The protesting athletes carried placards with the inscription “Why should we suffer for someone else’s negligence”, “All we wanted to do was compete” and “We are not just alternates but potential medalists.”
Independent reported that about twenty athletes were banned following not meeting strict anti-doping test rules. Among the twenty, ten are from Nigeria and were ruled not eligible for the games after failing to meet anti-doping testing requirements, according to the Athletics Integrity Unit.
Other countries their athletes were banned are; Belarus, Bahrain, Ethiopia, Kenya, Morocco, and Ukraine.
According to reports, the above listed countries are regarded as “high-risk” because of the standard of their own domestic drug-testing programmes.

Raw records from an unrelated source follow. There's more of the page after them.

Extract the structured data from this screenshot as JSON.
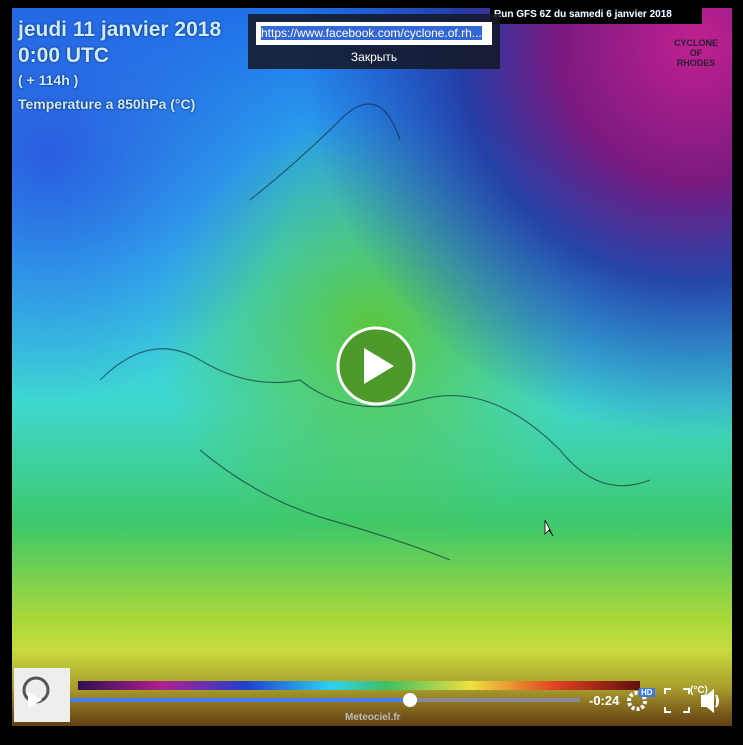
{
  "video": {
    "overlay": {
      "date": "jeudi 11 janvier 2018",
      "time": "0:00 UTC",
      "offset": "( + 114h )",
      "field": "Temperature a 850hPa (°C)",
      "run": "Run GFS 6Z du samedi 6 janvier 2018",
      "brand": [
        "CYCLONE",
        "OF",
        "RHODES"
      ],
      "source": "Meteociel.fr",
      "unit": "(°C)"
    },
    "popup": {
      "url": "https://www.facebook.com/cyclone.of.rh...",
      "close": "Закрыть"
    },
    "controls": {
      "time_remaining": "-0:24",
      "quality": "HD"
    }
  }
}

The Athletics Integrity Unit, which is the anti-doping watchdog for World Athletics, requires that all athletes from a Category A country must participate in a minimum of three no-notice out-of-competition tests.
And these must take place no less than three weeks apart in the 10 months leading up to a major event, such as the Olympics.
“National Federations must play their part in supporting anti-doping efforts. The eligibility rules for athletes from ‘Category A’ countries are very clear and compliance is essential for cementing the required long-term changes and ensuring a level playing field for clean athletes,” said David Howman, Chair of the AIU Board.
“I must underline that there have been significant improvements in anti-doping efforts in most ‘Category A’ countries thanks to this rule.
“It is clear that the relevant National Federations in conjunction with their National Anti -Doping Organisations have started to take their testing responsibilities seriously, and I thank them for their efforts, but there remains a long way to go in some circumstances,” he added.
Nigeria was added to the Category A list in 2020 after a “continued period of weak domestic testing levels”, according to the AIU.